Harringtonine

Intracellular calcium distribution in apoptosis of HL-60 cells induced by harringtonine: intranuclear accumulation and regionalization.[Pubmed: 9619866]

Cancer Lett. 1998 May 15;127(1-2):113-21.

Harringtonine (HT), an anticancer drug with high chemotherapeutic efficiency to human chronic granulocytic/myelomonocytic leukemia, has been reported to rapidly induce apoptosis in HL-60 cells in a wide scope/range of dosage by investigators from our lab and others.
METHODS AND RESULTS:
In the present studies, by using video enhancement contrast (VEC) microscopy, we dynamically analyzed changes in intracellular calcium distribution in a single HL-60 cell over the period from the initiation of apoptosis to the obvious appearance of chromatin condensation. The results from this paper demonstrated the striking distinction of intracellular calcium distribution at different time points after treatment with HT. Before treatment in normal HL-60 cells the highest [Ca2+]i accumulation was observed in the peri-nuclear area and the lowest was observed in the nucleus; after treatment with 1 microg/ml HT for 30 min intracellular calcium diffused all over the cell compartments, while intranuclear calcium increased comparatively and significantly. The phenomenon of intranuclear calcium accumulation was further confirmed by using laser scanning confocal microscopy (LSCM). In addition, co-localization of the highest calcium region with condensed chromatin in apoptotic HL-60 cells was also observed by LSCM.
CONCLUSIONS:
Our results suggest that two sequential alterations of intracellular calcium distribution occurred in apoptotic HL-60 cells induced by HT, i.e. (a) accumulation of calcium in the nucleus and (b) regionalization in a specific nuclear region.

Inhibition of Chikungunya Virus Replication by Harringtonine, a Novel Antiviral That Suppresses Viral Protein Expression[Reference: WebLink]

Antimicrob. Agents Chemother., 2013, 57(1): 155-67.

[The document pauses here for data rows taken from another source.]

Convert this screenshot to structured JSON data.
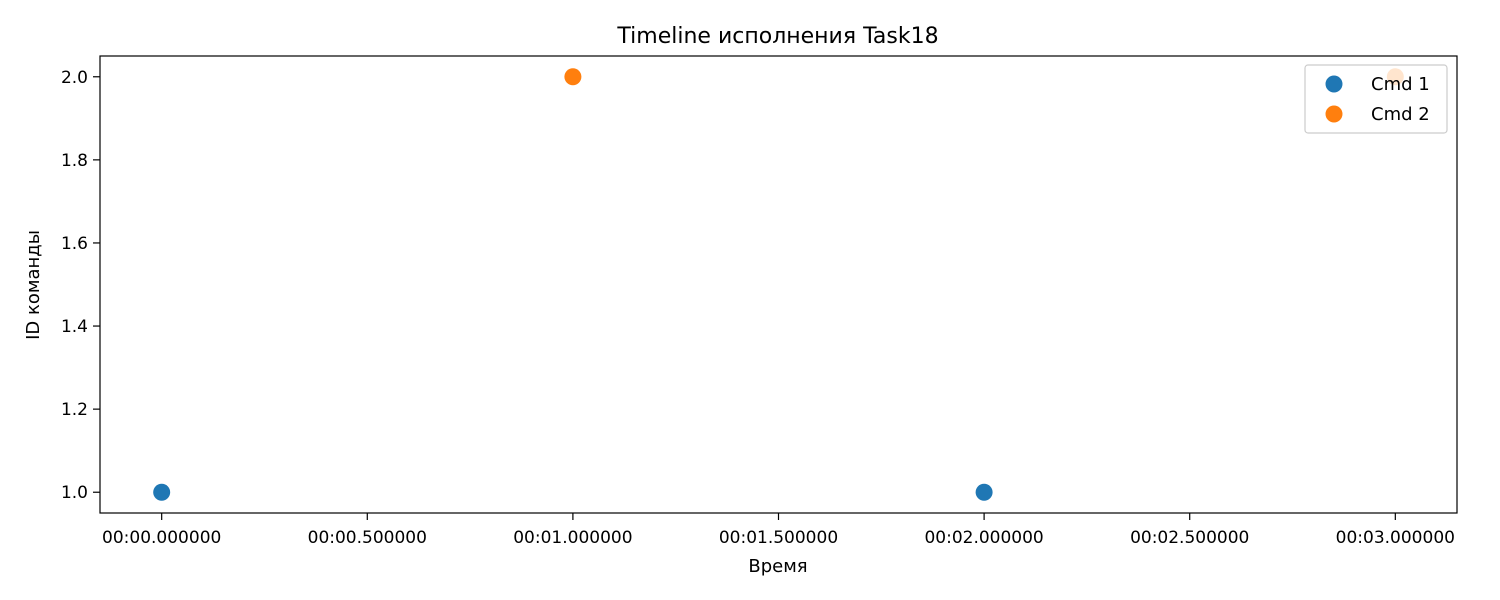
{
  "chart_data": {
    "type": "scatter",
    "title": "Timeline исполнения Task18",
    "xlabel": "Время",
    "ylabel": "ID команды",
    "xlim": [
      -0.15,
      3.15
    ],
    "ylim": [
      0.95,
      2.05
    ],
    "x_unit": "minutes",
    "x_ticks": [
      0,
      0.5,
      1,
      1.5,
      2,
      2.5,
      3
    ],
    "x_tick_labels": [
      "00:00.000000",
      "00:00.500000",
      "00:01.000000",
      "00:01.500000",
      "00:02.000000",
      "00:02.500000",
      "00:03.000000"
    ],
    "y_ticks": [
      1.0,
      1.2,
      1.4,
      1.6,
      1.8,
      2.0
    ],
    "y_tick_labels": [
      "1.0",
      "1.2",
      "1.4",
      "1.6",
      "1.8",
      "2.0"
    ],
    "grid": false,
    "legend_position": "top-right",
    "series": [
      {
        "name": "Cmd 1",
        "color": "#1f77b4",
        "x": [
          0,
          2
        ],
        "y": [
          1,
          1
        ]
      },
      {
        "name": "Cmd 2",
        "color": "#ff7f0e",
        "x": [
          1,
          3
        ],
        "y": [
          2,
          2
        ]
      }
    ]
  }
}
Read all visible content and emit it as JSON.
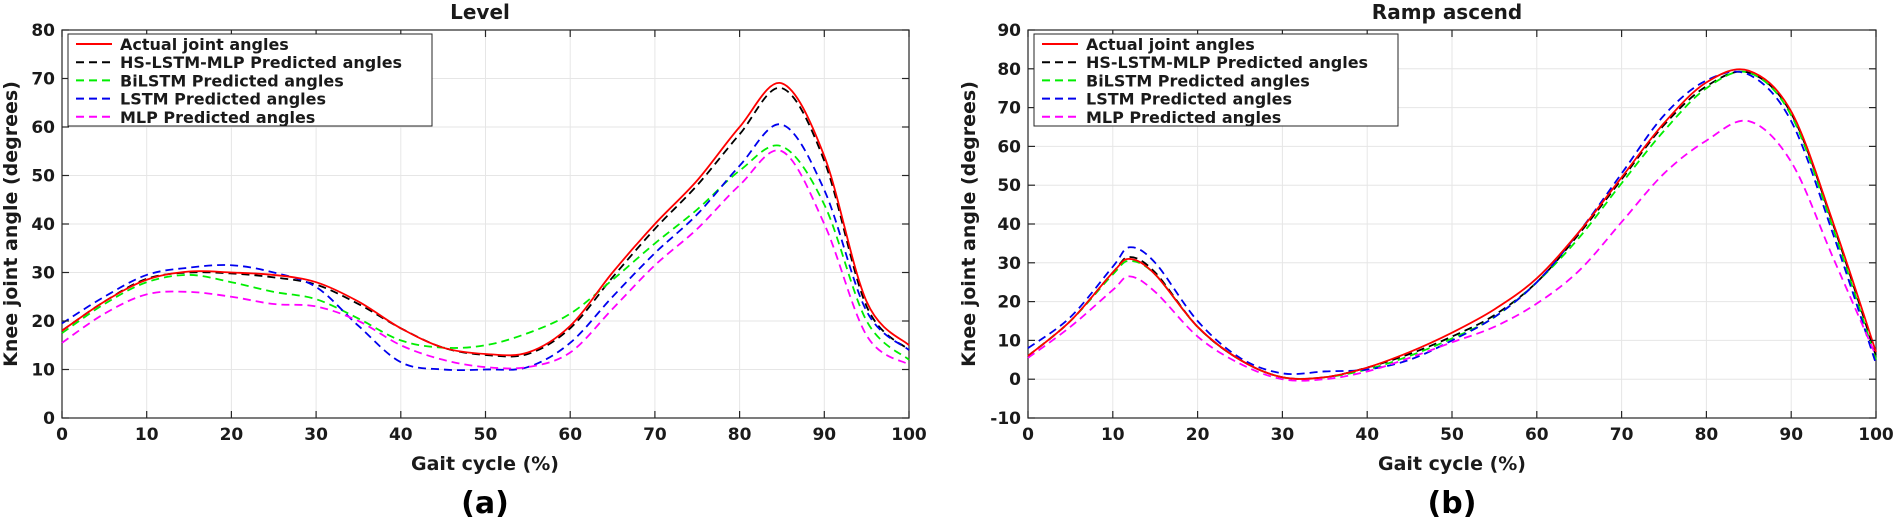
{
  "chart_data": [
    {
      "type": "line",
      "panel_label": "(a)",
      "title": "Level",
      "xlabel": "Gait cycle (%)",
      "ylabel": "Knee joint angle (degrees)",
      "xlim": [
        0,
        100
      ],
      "ylim": [
        0,
        80
      ],
      "xticks": [
        0,
        10,
        20,
        30,
        40,
        50,
        60,
        70,
        80,
        90,
        100
      ],
      "yticks": [
        0,
        10,
        20,
        30,
        40,
        50,
        60,
        70,
        80
      ],
      "grid": true,
      "legend_position": "top-left",
      "x": [
        0,
        5,
        10,
        15,
        20,
        25,
        30,
        35,
        40,
        45,
        50,
        55,
        60,
        65,
        70,
        75,
        80,
        85,
        90,
        95,
        100
      ],
      "series": [
        {
          "name": "Actual joint angles",
          "color": "#ff0000",
          "dash": "solid",
          "values": [
            18,
            24,
            28.5,
            30.2,
            30,
            29.5,
            28,
            24,
            18.5,
            14.5,
            13.2,
            13.5,
            19,
            30,
            40,
            49,
            60,
            69,
            54,
            24,
            15
          ]
        },
        {
          "name": "HS-LSTM-MLP Predicted angles",
          "color": "#000000",
          "dash": "dashed",
          "values": [
            18,
            24,
            28.7,
            30,
            29.8,
            29,
            27.5,
            23.5,
            18.5,
            14.5,
            13,
            13.2,
            18.5,
            29,
            39,
            48,
            58.5,
            68,
            53,
            23,
            14
          ]
        },
        {
          "name": "BiLSTM Predicted angles",
          "color": "#00ee00",
          "dash": "dashed",
          "values": [
            17.5,
            23.5,
            28,
            29.5,
            28,
            26,
            24.5,
            20.5,
            16,
            14.5,
            15,
            17.5,
            21.5,
            28.5,
            36,
            43,
            51,
            56,
            44,
            20,
            12
          ]
        },
        {
          "name": "LSTM Predicted angles",
          "color": "#0000ee",
          "dash": "dashed",
          "values": [
            19.5,
            25,
            29.5,
            31,
            31.5,
            30,
            27,
            19,
            11.5,
            10,
            10,
            10.5,
            15.5,
            25,
            34,
            42,
            52,
            60.5,
            47,
            22,
            14
          ]
        },
        {
          "name": "MLP Predicted angles",
          "color": "#ff00ff",
          "dash": "dashed",
          "values": [
            15.5,
            21.5,
            25.5,
            26,
            25,
            23.5,
            23,
            20,
            15,
            12,
            10.5,
            10.5,
            13.5,
            22.5,
            31.5,
            39,
            48,
            55,
            40,
            17,
            11
          ]
        }
      ]
    },
    {
      "type": "line",
      "panel_label": "(b)",
      "title": "Ramp ascend",
      "xlabel": "Gait cycle (%)",
      "ylabel": "Knee joint angle (degrees)",
      "xlim": [
        0,
        100
      ],
      "ylim": [
        -10,
        90
      ],
      "xticks": [
        0,
        10,
        20,
        30,
        40,
        50,
        60,
        70,
        80,
        90,
        100
      ],
      "yticks": [
        -10,
        0,
        10,
        20,
        30,
        40,
        50,
        60,
        70,
        80,
        90
      ],
      "grid": true,
      "legend_position": "top-left",
      "x": [
        0,
        5,
        10,
        12,
        15,
        20,
        25,
        30,
        35,
        40,
        45,
        50,
        55,
        60,
        65,
        70,
        75,
        80,
        85,
        90,
        95,
        100
      ],
      "series": [
        {
          "name": "Actual joint angles",
          "color": "#ff0000",
          "dash": "solid",
          "values": [
            6,
            15,
            27.5,
            31,
            27,
            13.5,
            5,
            0.5,
            0.5,
            3,
            7,
            12,
            18,
            26,
            38,
            52,
            66,
            76.5,
            79.5,
            69,
            40,
            7
          ]
        },
        {
          "name": "HS-LSTM-MLP Predicted angles",
          "color": "#000000",
          "dash": "dashed",
          "values": [
            6,
            15,
            27.5,
            31.5,
            27.5,
            13.5,
            5,
            0.5,
            0.5,
            3,
            6.5,
            11,
            16.5,
            25,
            37.5,
            51.5,
            65.5,
            75.5,
            79,
            68.5,
            39.5,
            6
          ]
        },
        {
          "name": "BiLSTM Predicted angles",
          "color": "#00ee00",
          "dash": "dashed",
          "values": [
            6,
            15,
            27,
            30.5,
            27,
            13.5,
            5,
            0.5,
            0.5,
            2.5,
            6,
            10.5,
            16,
            25,
            36.5,
            50.5,
            64,
            75,
            79,
            68,
            38.5,
            5
          ]
        },
        {
          "name": "LSTM Predicted angles",
          "color": "#0000ee",
          "dash": "dashed",
          "values": [
            8,
            16,
            29,
            34,
            30,
            15,
            5.5,
            1.5,
            2,
            2.5,
            5,
            10,
            16,
            25,
            38,
            53,
            68,
            77,
            78.5,
            66.5,
            37,
            4
          ]
        },
        {
          "name": "MLP Predicted angles",
          "color": "#ff00ff",
          "dash": "dashed",
          "values": [
            5.5,
            13.5,
            23,
            26.5,
            22.5,
            11,
            4,
            0,
            0,
            2,
            5.5,
            9.5,
            13.5,
            19.5,
            28,
            40.5,
            53,
            61.5,
            66.5,
            56,
            31,
            6
          ]
        }
      ]
    }
  ]
}
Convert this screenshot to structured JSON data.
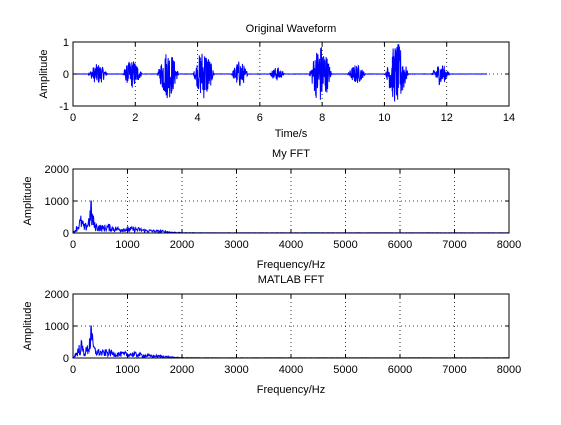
{
  "figure": {
    "background": "#ffffff",
    "line_color": "#0000ff",
    "grid": true
  },
  "chart_data": [
    {
      "type": "line",
      "title": "Original Waveform",
      "xlabel": "Time/s",
      "ylabel": "Amplitude",
      "xlim": [
        0,
        14
      ],
      "ylim": [
        -1,
        1
      ],
      "xticks": [
        0,
        2,
        4,
        6,
        8,
        10,
        12,
        14
      ],
      "yticks": [
        -1,
        0,
        1
      ],
      "xtick_labels": [
        "0",
        "2",
        "4",
        "6",
        "8",
        "10",
        "12",
        "14"
      ],
      "ytick_labels": [
        "-1",
        "0",
        "1"
      ],
      "grid": true,
      "signal_end": 13.3,
      "bursts": [
        {
          "center": 0.8,
          "width": 0.65,
          "amplitude": 0.32
        },
        {
          "center": 1.9,
          "width": 0.65,
          "amplitude": 0.45
        },
        {
          "center": 3.05,
          "width": 0.7,
          "amplitude": 0.78
        },
        {
          "center": 4.2,
          "width": 0.7,
          "amplitude": 0.8
        },
        {
          "center": 5.35,
          "width": 0.55,
          "amplitude": 0.42
        },
        {
          "center": 6.55,
          "width": 0.5,
          "amplitude": 0.22
        },
        {
          "center": 7.95,
          "width": 0.75,
          "amplitude": 0.95
        },
        {
          "center": 9.1,
          "width": 0.6,
          "amplitude": 0.3
        },
        {
          "center": 10.4,
          "width": 0.75,
          "amplitude": 0.97
        },
        {
          "center": 11.8,
          "width": 0.6,
          "amplitude": 0.34
        }
      ]
    },
    {
      "type": "line",
      "title": "My FFT",
      "xlabel": "Frequency/Hz",
      "ylabel": "Amplitude",
      "xlim": [
        0,
        8000
      ],
      "ylim": [
        0,
        2000
      ],
      "xticks": [
        0,
        1000,
        2000,
        3000,
        4000,
        5000,
        6000,
        7000,
        8000
      ],
      "yticks": [
        0,
        1000,
        2000
      ],
      "xtick_labels": [
        "0",
        "1000",
        "2000",
        "3000",
        "4000",
        "5000",
        "6000",
        "7000",
        "8000"
      ],
      "ytick_labels": [
        "0",
        "1000",
        "2000"
      ],
      "grid": true,
      "peaks": [
        [
          0,
          0
        ],
        [
          80,
          300
        ],
        [
          150,
          600
        ],
        [
          210,
          250
        ],
        [
          270,
          450
        ],
        [
          330,
          1000
        ],
        [
          400,
          350
        ],
        [
          470,
          300
        ],
        [
          550,
          250
        ],
        [
          650,
          300
        ],
        [
          750,
          220
        ],
        [
          900,
          200
        ],
        [
          1050,
          200
        ],
        [
          1200,
          180
        ],
        [
          1350,
          120
        ],
        [
          1500,
          100
        ],
        [
          1650,
          80
        ],
        [
          1800,
          40
        ],
        [
          2000,
          15
        ],
        [
          2500,
          10
        ],
        [
          8000,
          5
        ]
      ]
    },
    {
      "type": "line",
      "title": "MATLAB FFT",
      "xlabel": "Frequency/Hz",
      "ylabel": "Amplitude",
      "xlim": [
        0,
        8000
      ],
      "ylim": [
        0,
        2000
      ],
      "xticks": [
        0,
        1000,
        2000,
        3000,
        4000,
        5000,
        6000,
        7000,
        8000
      ],
      "yticks": [
        0,
        1000,
        2000
      ],
      "xtick_labels": [
        "0",
        "1000",
        "2000",
        "3000",
        "4000",
        "5000",
        "6000",
        "7000",
        "8000"
      ],
      "ytick_labels": [
        "0",
        "1000",
        "2000"
      ],
      "grid": true,
      "peaks": [
        [
          0,
          0
        ],
        [
          80,
          300
        ],
        [
          150,
          600
        ],
        [
          210,
          250
        ],
        [
          270,
          450
        ],
        [
          330,
          1000
        ],
        [
          400,
          350
        ],
        [
          470,
          300
        ],
        [
          550,
          250
        ],
        [
          650,
          300
        ],
        [
          750,
          220
        ],
        [
          900,
          200
        ],
        [
          1050,
          200
        ],
        [
          1200,
          180
        ],
        [
          1350,
          120
        ],
        [
          1500,
          100
        ],
        [
          1650,
          80
        ],
        [
          1800,
          40
        ],
        [
          2000,
          15
        ],
        [
          2500,
          10
        ],
        [
          8000,
          5
        ]
      ]
    }
  ]
}
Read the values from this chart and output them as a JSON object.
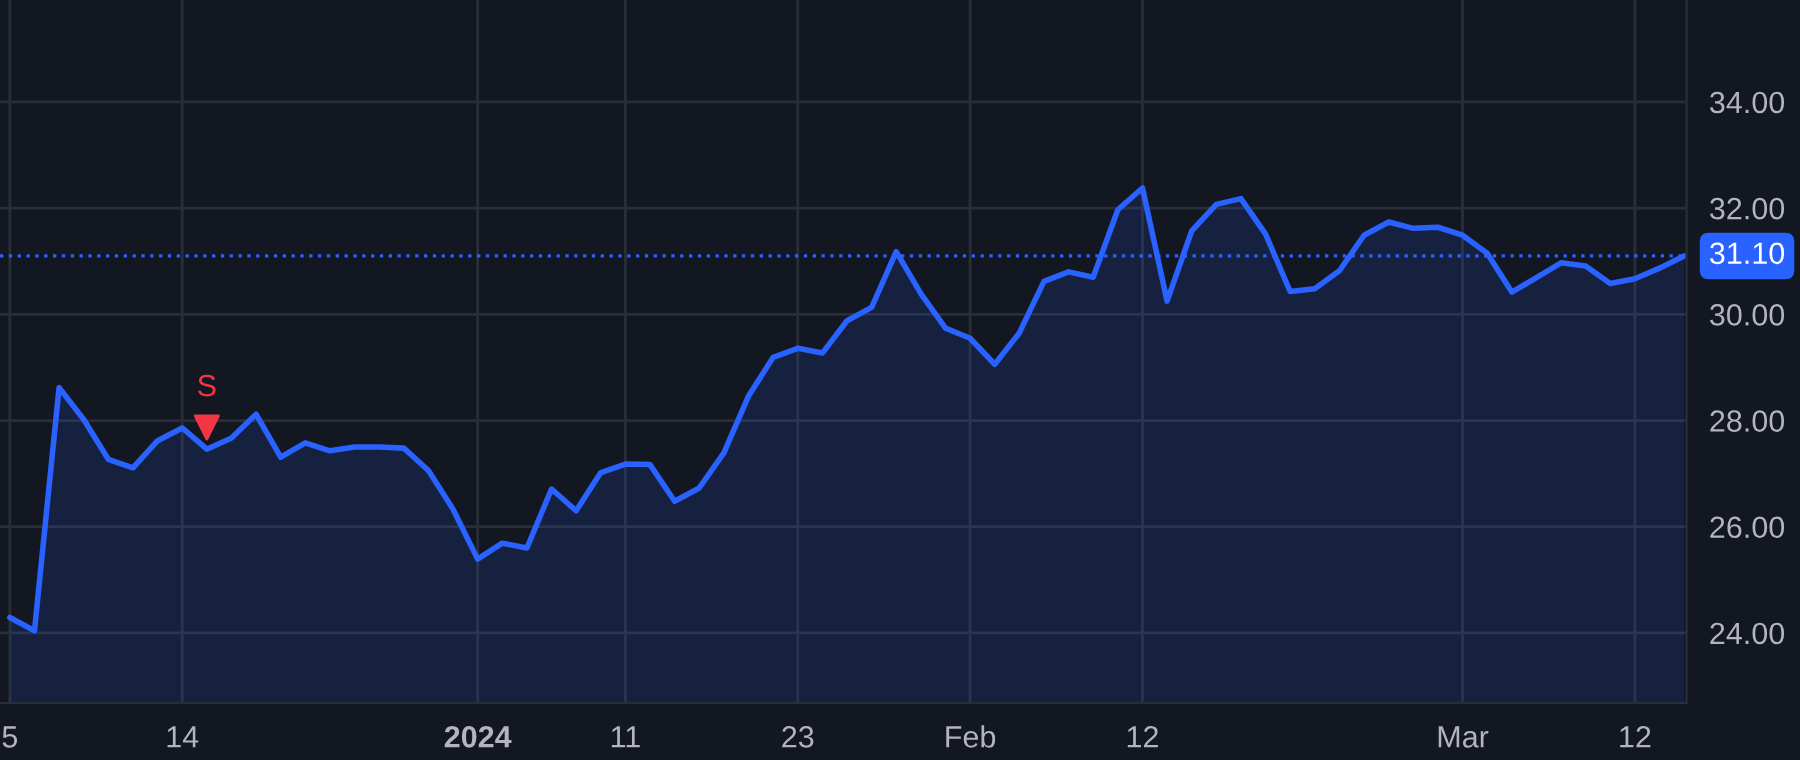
{
  "chart_data": {
    "type": "area",
    "categories": [
      "5",
      null,
      null,
      null,
      null,
      null,
      null,
      "14",
      null,
      null,
      null,
      null,
      null,
      null,
      null,
      null,
      null,
      null,
      null,
      "2024",
      null,
      null,
      null,
      null,
      null,
      "11",
      null,
      null,
      null,
      null,
      null,
      null,
      "23",
      null,
      null,
      null,
      null,
      null,
      null,
      "Feb",
      null,
      null,
      null,
      null,
      null,
      null,
      "12",
      null,
      null,
      null,
      null,
      null,
      null,
      null,
      null,
      null,
      null,
      null,
      null,
      "Mar",
      null,
      null,
      null,
      null,
      null,
      null,
      "12",
      null,
      null
    ],
    "series": [
      {
        "color": "#2962ff",
        "values": [
          24.29,
          24.04,
          28.62,
          28.02,
          27.27,
          27.11,
          27.62,
          27.86,
          27.46,
          27.67,
          28.12,
          27.31,
          27.58,
          27.43,
          27.5,
          27.5,
          27.48,
          27.06,
          26.33,
          25.39,
          25.69,
          25.6,
          26.71,
          26.3,
          27.02,
          27.18,
          27.17,
          26.48,
          26.73,
          27.39,
          28.46,
          29.19,
          29.36,
          29.27,
          29.88,
          30.13,
          31.18,
          30.39,
          29.74,
          29.55,
          29.06,
          29.65,
          30.62,
          30.8,
          30.7,
          31.97,
          32.38,
          30.25,
          31.57,
          32.07,
          32.18,
          31.51,
          30.43,
          30.48,
          30.82,
          31.49,
          31.74,
          31.62,
          31.64,
          31.49,
          31.15,
          30.42,
          30.69,
          30.97,
          30.91,
          30.58,
          30.67,
          30.87,
          31.1
        ]
      },
      {
        "type": "scatter",
        "color": "#f23645",
        "marker": "triangle",
        "values": [
          null,
          null,
          null,
          null,
          null,
          null,
          null,
          null,
          27.87,
          null,
          null,
          null,
          null,
          null,
          null,
          null,
          null,
          null,
          null,
          null,
          null,
          null,
          null,
          null,
          null,
          null,
          null,
          null,
          null,
          null,
          null,
          null,
          null,
          null,
          null,
          null,
          null,
          null,
          null,
          null,
          null,
          null,
          null,
          null,
          null,
          null,
          null,
          null,
          null,
          null,
          null,
          null,
          null,
          null,
          null,
          null,
          null,
          null,
          null,
          null,
          null,
          null,
          null,
          null,
          null,
          null,
          null,
          null,
          null
        ]
      }
    ],
    "annotations": [
      "S"
    ],
    "ref_lines": [
      {
        "axis": "y",
        "value": 31.1,
        "label": "31.10",
        "color": "#2962ff",
        "line_style": "dotted"
      }
    ],
    "ylim": [
      22.68,
      35.92
    ],
    "yticks": [
      {
        "value": 24,
        "label": "24.00"
      },
      {
        "value": 26,
        "label": "26.00"
      },
      {
        "value": 28,
        "label": "28.00"
      },
      {
        "value": 30,
        "label": "30.00"
      },
      {
        "value": 32,
        "label": "32.00"
      },
      {
        "value": 34,
        "label": "34.00"
      }
    ],
    "grid": true
  }
}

Chikungunya virus (CHIKV) is a mosquito-transmitted virus that has reemerged as a significant public health threat in the last decade.
METHODS AND RESULTS:
Harringtonine, a cephalotaxine alkaloid, displayed potent inhibition of CHIKV infection (50% effective concentration [EC50] = 0.24 μM) with minimal cytotoxicity and was selected for elucidation of its antiviral mechanism. Time-of-addition studies, cotreatment assays, and direct transfection of viral genomic RNA indicated that Harringtonine inhibited an early stage of the CHIKV replication cycle which occurred after viral entry into cells. In addition, quantitative reverse transcription-PCR (qRT-PCR) and Western blot analyses indicated that Harringtonine affects CHIKV RNA production as well as viral protein expression.
CONCLUSIONS:
Treatment of Harringtonine against Sindbis virus, a related alphavirus, suggested that Harringtonine could inhibit other alphaviruses. This study suggests for the first time that Harringtonine exerts its antiviral effects by inhibiting CHIKV viral protein synthesis.